An important goal of cancer genomic research is to identify the driving pathways underlying disease mechanisms and the heterogeneity of cancers. It is well known that somatic genome alterations (SGAs) affecting the genes that encode the proteins within a common signaling pathway exhibit mutual exclusivity, in which these SGAs usually do not co-occur in a tumor. With some success, this characteristic has been utilized as an objective function to guide the search for driver mutations within a pathway. However, mutual exclusivity alone is not sufficient to indicate that genes affected by such SGAs are in common pathways. Here, we propose a novel, signal-oriented framework for identifying driver SGAs. First, we identify the perturbed cellular signals by mining the gene expression data. Next, we search for a set of SGA events that carries strong information with respect to such perturbed signals while exhibiting mutual exclusivity. Finally, we design and implement an efficient exact algorithm to solve an NP-hard problem encountered in our approach.

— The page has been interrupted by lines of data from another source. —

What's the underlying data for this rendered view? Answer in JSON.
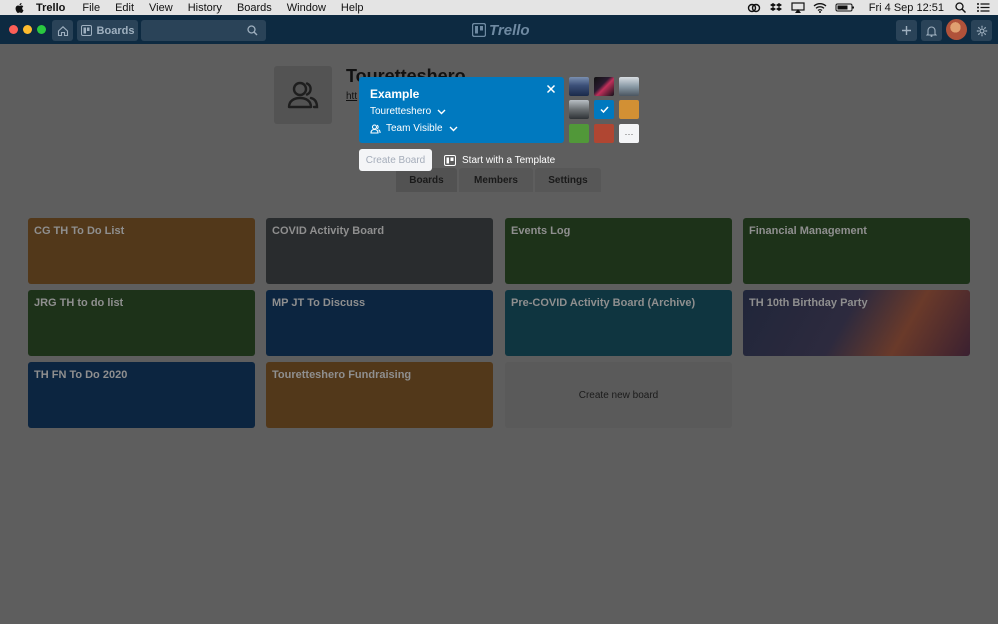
{
  "menubar": {
    "app_name": "Trello",
    "items": [
      "File",
      "Edit",
      "View",
      "History",
      "Boards",
      "Window",
      "Help"
    ],
    "clock": "Fri 4 Sep  12:51"
  },
  "header": {
    "boards_label": "Boards",
    "logo_text": "Trello"
  },
  "team": {
    "name": "Touretteshero",
    "link_text": "htt"
  },
  "popup": {
    "title": "Example",
    "team_select": "Touretteshero",
    "visibility": "Team Visible",
    "more_label": "···"
  },
  "actions": {
    "create_board": "Create Board",
    "template": "Start with a Template"
  },
  "tabs": [
    {
      "label": "Boards"
    },
    {
      "label": "Members"
    },
    {
      "label": "Settings"
    }
  ],
  "boards": [
    {
      "title": "CG TH To Do List",
      "color": "#52381a"
    },
    {
      "title": "COVID Activity Board",
      "color": "#292c2e"
    },
    {
      "title": "Events Log",
      "color": "#1d3219"
    },
    {
      "title": "Financial Management",
      "color": "#1d3219"
    },
    {
      "title": "JRG TH to do list",
      "color": "#1d3219"
    },
    {
      "title": "MP JT To Discuss",
      "color": "#0c2540"
    },
    {
      "title": "Pre-COVID Activity Board (Archive)",
      "color": "#0f3540"
    },
    {
      "title": "TH 10th Birthday Party",
      "color": "#2a2232"
    },
    {
      "title": "TH FN To Do 2020",
      "color": "#0c2540"
    },
    {
      "title": "Touretteshero Fundraising",
      "color": "#52381a"
    }
  ],
  "new_board_label": "Create new board",
  "colors": {
    "popup_blue": "#0079bf",
    "swatch_orange": "#d29034",
    "swatch_green": "#519839",
    "swatch_red": "#b04632"
  }
}
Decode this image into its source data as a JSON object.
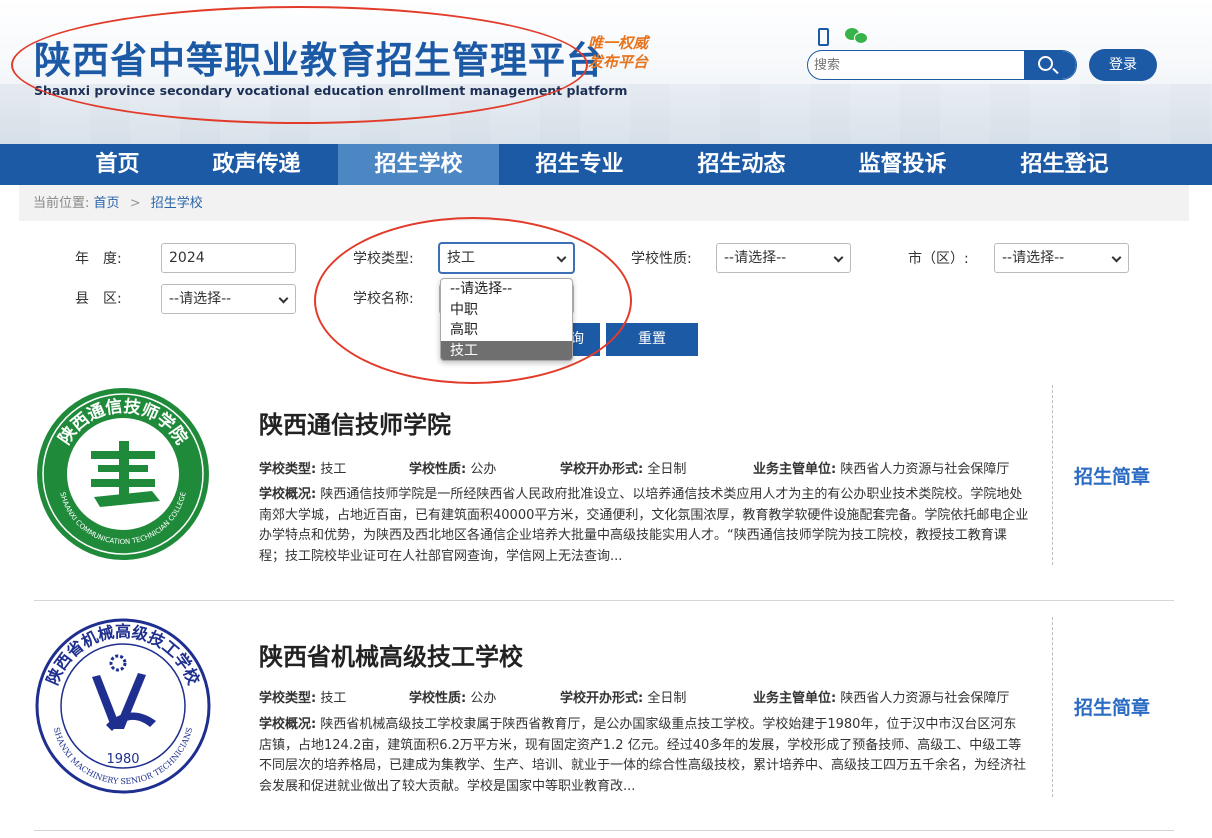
{
  "header": {
    "title": "陕西省中等职业教育招生管理平台",
    "subtitle": "Shaanxi province secondary vocational education enrollment management platform",
    "slogan_line1": "唯一权威",
    "slogan_line2": "发布平台",
    "search_placeholder": "搜索",
    "login_label": "登录"
  },
  "nav": {
    "items": [
      "首页",
      "政声传递",
      "招生学校",
      "招生专业",
      "招生动态",
      "监督投诉",
      "招生登记"
    ],
    "active": "招生学校"
  },
  "breadcrumb": {
    "prefix": "当前位置:",
    "home": "首页",
    "separator": ">",
    "current": "招生学校"
  },
  "filters": {
    "year_label": "年　度:",
    "year_value": "2024",
    "school_type_label": "学校类型:",
    "school_type_value": "技工",
    "school_nature_label": "学校性质:",
    "school_nature_value": "--请选择--",
    "city_label": "市（区）:",
    "city_value": "--请选择--",
    "county_label": "县　区:",
    "county_value": "--请选择--",
    "school_name_label": "学校名称:",
    "search_button": "查询",
    "reset_button": "重置",
    "dropdown_options": [
      "--请选择--",
      "中职",
      "高职",
      "技工"
    ],
    "dropdown_selected": "技工"
  },
  "schools": [
    {
      "name": "陕西通信技师学院",
      "type_label": "学校类型:",
      "type": "技工",
      "nature_label": "学校性质:",
      "nature": "公办",
      "form_label": "学校开办形式:",
      "form": "全日制",
      "authority_label": "业务主管单位:",
      "authority": "陕西省人力资源与社会保障厅",
      "overview_label": "学校概况:",
      "overview": "陕西通信技师学院是一所经陕西省人民政府批准设立、以培养通信技术类应用人才为主的有公办职业技术类院校。学院地处南郊大学城，占地近百亩，已有建筑面积40000平方米，交通便利，文化氛围浓厚，教育教学软硬件设施配套完备。学院依托邮电企业办学特点和优势，为陕西及西北地区各通信企业培养大批量中高级技能实用人才。“陕西通信技师学院为技工院校，教授技工教育课程；技工院校毕业证可在人社部官网查询，学信网上无法查询...",
      "brochure": "招生简章",
      "logo_text": "陕西通信技师学院",
      "logo_en": "SHAANXI COMMUNICATION TECHNICIAN COLLEGE",
      "logo_color": "#1f8a3a"
    },
    {
      "name": "陕西省机械高级技工学校",
      "type_label": "学校类型:",
      "type": "技工",
      "nature_label": "学校性质:",
      "nature": "公办",
      "form_label": "学校开办形式:",
      "form": "全日制",
      "authority_label": "业务主管单位:",
      "authority": "陕西省人力资源与社会保障厅",
      "overview_label": "学校概况:",
      "overview": "陕西省机械高级技工学校隶属于陕西省教育厅，是公办国家级重点技工学校。学校始建于1980年，位于汉中市汉台区河东店镇，占地124.2亩，建筑面积6.2万平方米，现有固定资产1.2 亿元。经过40多年的发展，学校形成了预备技师、高级工、中级工等不同层次的培养格局，已建成为集教学、生产、培训、就业于一体的综合性高级技校，累计培养中、高级技工四万五千余名，为经济社会发展和促进就业做出了较大贡献。学校是国家中等职业教育改...",
      "brochure": "招生简章",
      "logo_text": "陕西省机械高级技工学校",
      "logo_en": "SHANXI MACHINERY SENIOR TECHNICIANS",
      "logo_year": "1980",
      "logo_color": "#1f2f8f"
    }
  ]
}
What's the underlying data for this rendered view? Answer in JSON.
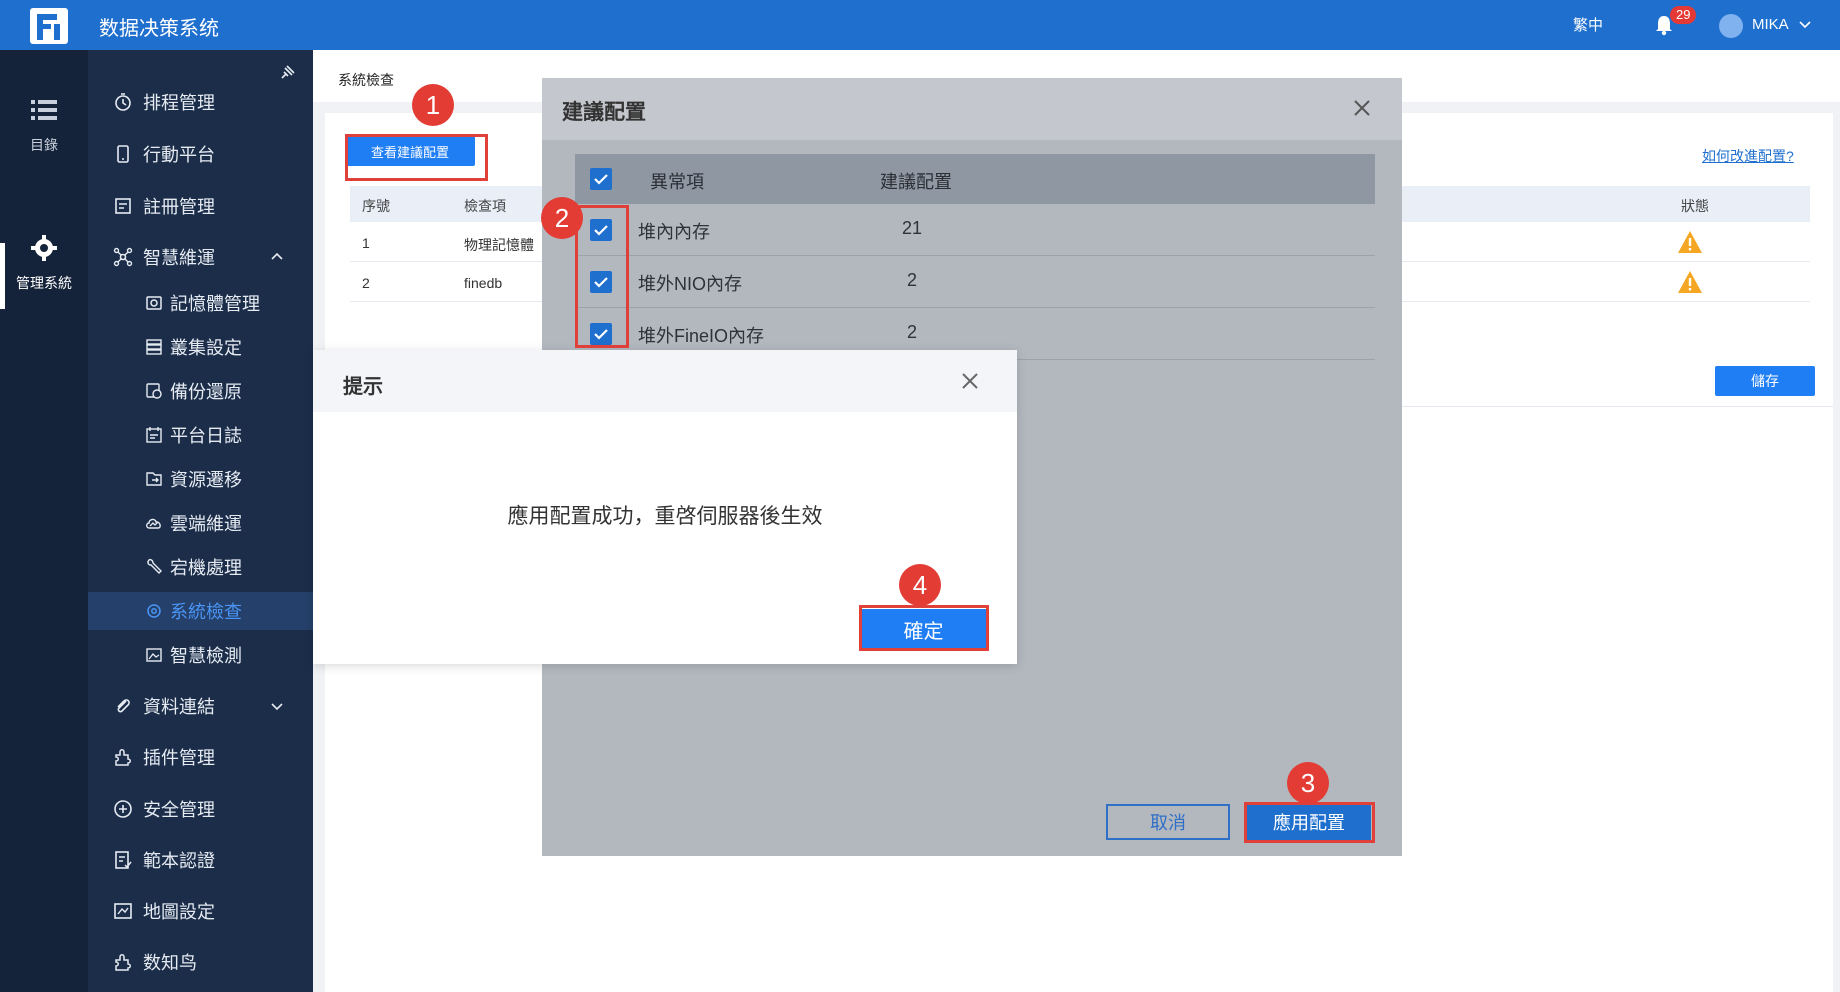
{
  "app": {
    "title": "数据决策系统",
    "lang": "繁中",
    "notifications": "29",
    "user": "MIKA"
  },
  "rail": {
    "items": [
      {
        "label": "目錄",
        "icon": "list-icon"
      },
      {
        "label": "管理系統",
        "icon": "gear-icon"
      }
    ]
  },
  "sidebar": {
    "items": [
      {
        "label": "排程管理",
        "icon": "timer-icon"
      },
      {
        "label": "行動平台",
        "icon": "mobile-icon"
      },
      {
        "label": "註冊管理",
        "icon": "register-icon"
      },
      {
        "label": "智慧維運",
        "icon": "network-icon"
      },
      {
        "label": "記憶體管理",
        "icon": "memory-icon"
      },
      {
        "label": "叢集設定",
        "icon": "cluster-icon"
      },
      {
        "label": "備份還原",
        "icon": "backup-icon"
      },
      {
        "label": "平台日誌",
        "icon": "log-icon"
      },
      {
        "label": "資源遷移",
        "icon": "migrate-icon"
      },
      {
        "label": "雲端維運",
        "icon": "cloud-icon"
      },
      {
        "label": "宕機處理",
        "icon": "wrench-icon"
      },
      {
        "label": "系統檢查",
        "icon": "gear-check-icon"
      },
      {
        "label": "智慧檢測",
        "icon": "image-check-icon"
      },
      {
        "label": "資料連結",
        "icon": "link-icon"
      },
      {
        "label": "插件管理",
        "icon": "plugin-icon"
      },
      {
        "label": "安全管理",
        "icon": "shield-icon"
      },
      {
        "label": "範本認證",
        "icon": "template-icon"
      },
      {
        "label": "地圖設定",
        "icon": "map-icon"
      },
      {
        "label": "数知鸟",
        "icon": "plugin-icon"
      }
    ]
  },
  "main": {
    "breadcrumb": "系統檢查",
    "view_button": "查看建議配置",
    "how_link": "如何改進配置?",
    "table": {
      "headers": [
        "序號",
        "檢查項",
        "狀態"
      ],
      "rows": [
        {
          "index": "1",
          "item": "物理記憶體"
        },
        {
          "index": "2",
          "item": "finedb"
        }
      ]
    },
    "save_button": "儲存"
  },
  "suggest_dialog": {
    "title": "建議配置",
    "headers": [
      "異常項",
      "建議配置"
    ],
    "rows": [
      {
        "item": "堆內內存",
        "value": "21"
      },
      {
        "item": "堆外NIO內存",
        "value": "2"
      },
      {
        "item": "堆外FineIO內存",
        "value": "2"
      }
    ],
    "cancel": "取消",
    "apply": "應用配置"
  },
  "prompt_dialog": {
    "title": "提示",
    "message": "應用配置成功，重啓伺服器後生效",
    "ok": "確定"
  },
  "annotations": [
    "1",
    "2",
    "3",
    "4"
  ],
  "colors": {
    "brand": "#1f6fce",
    "button": "#1f7ef4",
    "sidebar": "#1b2d49",
    "rail": "#15233a",
    "highlight": "#e0403a",
    "warning": "#f5a623"
  }
}
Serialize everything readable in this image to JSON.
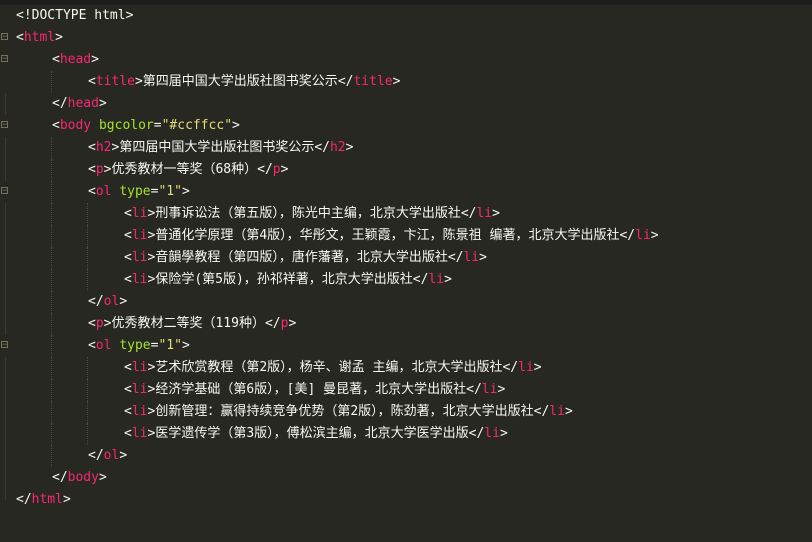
{
  "editor": {
    "theme": "monokai",
    "colors": {
      "background": "#272822",
      "tag": "#f92672",
      "attribute": "#a6e22e",
      "string": "#e6db74",
      "text": "#f8f8f2"
    }
  },
  "lines": [
    {
      "indent": 0,
      "fold": "none",
      "parts": [
        {
          "c": "p",
          "t": "<!DOCTYPE html>"
        }
      ]
    },
    {
      "indent": 0,
      "fold": "open",
      "parts": [
        {
          "c": "p",
          "t": "<"
        },
        {
          "c": "t",
          "t": "html"
        },
        {
          "c": "p",
          "t": ">"
        }
      ]
    },
    {
      "indent": 1,
      "fold": "open",
      "parts": [
        {
          "c": "p",
          "t": "<"
        },
        {
          "c": "t",
          "t": "head"
        },
        {
          "c": "p",
          "t": ">"
        }
      ]
    },
    {
      "indent": 2,
      "fold": "none",
      "parts": [
        {
          "c": "p",
          "t": "<"
        },
        {
          "c": "t",
          "t": "title"
        },
        {
          "c": "p",
          "t": ">"
        },
        {
          "c": "txt",
          "t": "第四届中国大学出版社图书奖公示"
        },
        {
          "c": "p",
          "t": "</"
        },
        {
          "c": "t",
          "t": "title"
        },
        {
          "c": "p",
          "t": ">"
        }
      ]
    },
    {
      "indent": 1,
      "fold": "line",
      "parts": [
        {
          "c": "p",
          "t": "</"
        },
        {
          "c": "t",
          "t": "head"
        },
        {
          "c": "p",
          "t": ">"
        }
      ]
    },
    {
      "indent": 1,
      "fold": "open",
      "parts": [
        {
          "c": "p",
          "t": "<"
        },
        {
          "c": "t",
          "t": "body"
        },
        {
          "c": "p",
          "t": " "
        },
        {
          "c": "a",
          "t": "bgcolor"
        },
        {
          "c": "p",
          "t": "="
        },
        {
          "c": "s",
          "t": "\"#ccffcc\""
        },
        {
          "c": "p",
          "t": ">"
        }
      ]
    },
    {
      "indent": 2,
      "fold": "line",
      "parts": [
        {
          "c": "p",
          "t": "<"
        },
        {
          "c": "t",
          "t": "h2"
        },
        {
          "c": "p",
          "t": ">"
        },
        {
          "c": "txt",
          "t": "第四届中国大学出版社图书奖公示"
        },
        {
          "c": "p",
          "t": "</"
        },
        {
          "c": "t",
          "t": "h2"
        },
        {
          "c": "p",
          "t": ">"
        }
      ]
    },
    {
      "indent": 2,
      "fold": "line",
      "parts": [
        {
          "c": "p",
          "t": "<"
        },
        {
          "c": "t",
          "t": "p"
        },
        {
          "c": "p",
          "t": ">"
        },
        {
          "c": "txt",
          "t": "优秀教材一等奖（68种）"
        },
        {
          "c": "p",
          "t": "</"
        },
        {
          "c": "t",
          "t": "p"
        },
        {
          "c": "p",
          "t": ">"
        }
      ]
    },
    {
      "indent": 2,
      "fold": "open",
      "parts": [
        {
          "c": "p",
          "t": "<"
        },
        {
          "c": "t",
          "t": "ol"
        },
        {
          "c": "p",
          "t": " "
        },
        {
          "c": "a",
          "t": "type"
        },
        {
          "c": "p",
          "t": "="
        },
        {
          "c": "s",
          "t": "\"1\""
        },
        {
          "c": "p",
          "t": ">"
        }
      ]
    },
    {
      "indent": 3,
      "fold": "line",
      "parts": [
        {
          "c": "p",
          "t": "<"
        },
        {
          "c": "t",
          "t": "li"
        },
        {
          "c": "p",
          "t": ">"
        },
        {
          "c": "txt",
          "t": "刑事诉讼法（第五版），陈光中主编，北京大学出版社"
        },
        {
          "c": "p",
          "t": "</"
        },
        {
          "c": "t",
          "t": "li"
        },
        {
          "c": "p",
          "t": ">"
        }
      ]
    },
    {
      "indent": 3,
      "fold": "line",
      "parts": [
        {
          "c": "p",
          "t": "<"
        },
        {
          "c": "t",
          "t": "li"
        },
        {
          "c": "p",
          "t": ">"
        },
        {
          "c": "txt",
          "t": "普通化学原理（第4版），华彤文，王颖霞，卞江，陈景祖 编著，北京大学出版社"
        },
        {
          "c": "p",
          "t": "</"
        },
        {
          "c": "t",
          "t": "li"
        },
        {
          "c": "p",
          "t": ">"
        }
      ]
    },
    {
      "indent": 3,
      "fold": "line",
      "parts": [
        {
          "c": "p",
          "t": "<"
        },
        {
          "c": "t",
          "t": "li"
        },
        {
          "c": "p",
          "t": ">"
        },
        {
          "c": "txt",
          "t": "音韻學教程（第四版），唐作藩著，北京大学出版社"
        },
        {
          "c": "p",
          "t": "</"
        },
        {
          "c": "t",
          "t": "li"
        },
        {
          "c": "p",
          "t": ">"
        }
      ]
    },
    {
      "indent": 3,
      "fold": "line",
      "parts": [
        {
          "c": "p",
          "t": "<"
        },
        {
          "c": "t",
          "t": "li"
        },
        {
          "c": "p",
          "t": ">"
        },
        {
          "c": "txt",
          "t": "保险学(第5版)，孙祁祥著，北京大学出版社"
        },
        {
          "c": "p",
          "t": "</"
        },
        {
          "c": "t",
          "t": "li"
        },
        {
          "c": "p",
          "t": ">"
        }
      ]
    },
    {
      "indent": 2,
      "fold": "line",
      "parts": [
        {
          "c": "p",
          "t": "</"
        },
        {
          "c": "t",
          "t": "ol"
        },
        {
          "c": "p",
          "t": ">"
        }
      ]
    },
    {
      "indent": 2,
      "fold": "line",
      "parts": [
        {
          "c": "p",
          "t": "<"
        },
        {
          "c": "t",
          "t": "p"
        },
        {
          "c": "p",
          "t": ">"
        },
        {
          "c": "txt",
          "t": "优秀教材二等奖（119种）"
        },
        {
          "c": "p",
          "t": "</"
        },
        {
          "c": "t",
          "t": "p"
        },
        {
          "c": "p",
          "t": ">"
        }
      ]
    },
    {
      "indent": 2,
      "fold": "open",
      "parts": [
        {
          "c": "p",
          "t": "<"
        },
        {
          "c": "t",
          "t": "ol"
        },
        {
          "c": "p",
          "t": " "
        },
        {
          "c": "a",
          "t": "type"
        },
        {
          "c": "p",
          "t": "="
        },
        {
          "c": "s",
          "t": "\"1\""
        },
        {
          "c": "p",
          "t": ">"
        }
      ]
    },
    {
      "indent": 3,
      "fold": "line",
      "parts": [
        {
          "c": "p",
          "t": "<"
        },
        {
          "c": "t",
          "t": "li"
        },
        {
          "c": "p",
          "t": ">"
        },
        {
          "c": "txt",
          "t": "艺术欣赏教程（第2版），杨辛、谢孟 主编，北京大学出版社"
        },
        {
          "c": "p",
          "t": "</"
        },
        {
          "c": "t",
          "t": "li"
        },
        {
          "c": "p",
          "t": ">"
        }
      ]
    },
    {
      "indent": 3,
      "fold": "line",
      "parts": [
        {
          "c": "p",
          "t": "<"
        },
        {
          "c": "t",
          "t": "li"
        },
        {
          "c": "p",
          "t": ">"
        },
        {
          "c": "txt",
          "t": "经济学基础（第6版），[美] 曼昆著，北京大学出版社"
        },
        {
          "c": "p",
          "t": "</"
        },
        {
          "c": "t",
          "t": "li"
        },
        {
          "c": "p",
          "t": ">"
        }
      ]
    },
    {
      "indent": 3,
      "fold": "line",
      "parts": [
        {
          "c": "p",
          "t": "<"
        },
        {
          "c": "t",
          "t": "li"
        },
        {
          "c": "p",
          "t": ">"
        },
        {
          "c": "txt",
          "t": "创新管理：赢得持续竞争优势（第2版），陈劲著，北京大学出版社"
        },
        {
          "c": "p",
          "t": "</"
        },
        {
          "c": "t",
          "t": "li"
        },
        {
          "c": "p",
          "t": ">"
        }
      ]
    },
    {
      "indent": 3,
      "fold": "line",
      "parts": [
        {
          "c": "p",
          "t": "<"
        },
        {
          "c": "t",
          "t": "li"
        },
        {
          "c": "p",
          "t": ">"
        },
        {
          "c": "txt",
          "t": "医学遗传学（第3版），傅松滨主编，北京大学医学出版"
        },
        {
          "c": "p",
          "t": "</"
        },
        {
          "c": "t",
          "t": "li"
        },
        {
          "c": "p",
          "t": ">"
        }
      ]
    },
    {
      "indent": 2,
      "fold": "line",
      "parts": [
        {
          "c": "p",
          "t": "</"
        },
        {
          "c": "t",
          "t": "ol"
        },
        {
          "c": "p",
          "t": ">"
        }
      ]
    },
    {
      "indent": 1,
      "fold": "line",
      "parts": [
        {
          "c": "p",
          "t": "</"
        },
        {
          "c": "t",
          "t": "body"
        },
        {
          "c": "p",
          "t": ">"
        }
      ]
    },
    {
      "indent": 0,
      "fold": "end",
      "parts": [
        {
          "c": "p",
          "t": "</"
        },
        {
          "c": "t",
          "t": "html"
        },
        {
          "c": "p",
          "t": ">"
        }
      ]
    }
  ]
}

We apply this framework to the ovarian and glioblastoma tumor data available at the TCGA database, and perform systematic evaluations. Our results indicate that the signal-oriented approach enhances the ability to find informative sets of driver SGAs that likely constitute signaling pathways.Author Summary: An important goal of studying cancer genomics is to identify critical pathways that, when perturbed by somatic genomic alterations (SGAs) such as somatic mutations, copy number alterations and epigenomic alterations, cause cancers and underlie different clinical phenotypes. In this study, we present a framework for discovering perturbed signaling pathways in cancers by integrating genome alteration data and transcriptomic data from the Cancer Genome Atlas (TCGA) project. Since gene expression in a cell is regulated by cellular signaling systems, we used transcriptomic changes to reveal perturbed cellular signals in each tumor. We then combined the genomic alteration data to search for SGA events across multiple tumors that affected a common signal, thus identifying the candidate members of cancer pathways. Our results demonstrate the advantage of the signal-oriented pathway approach over previous methods.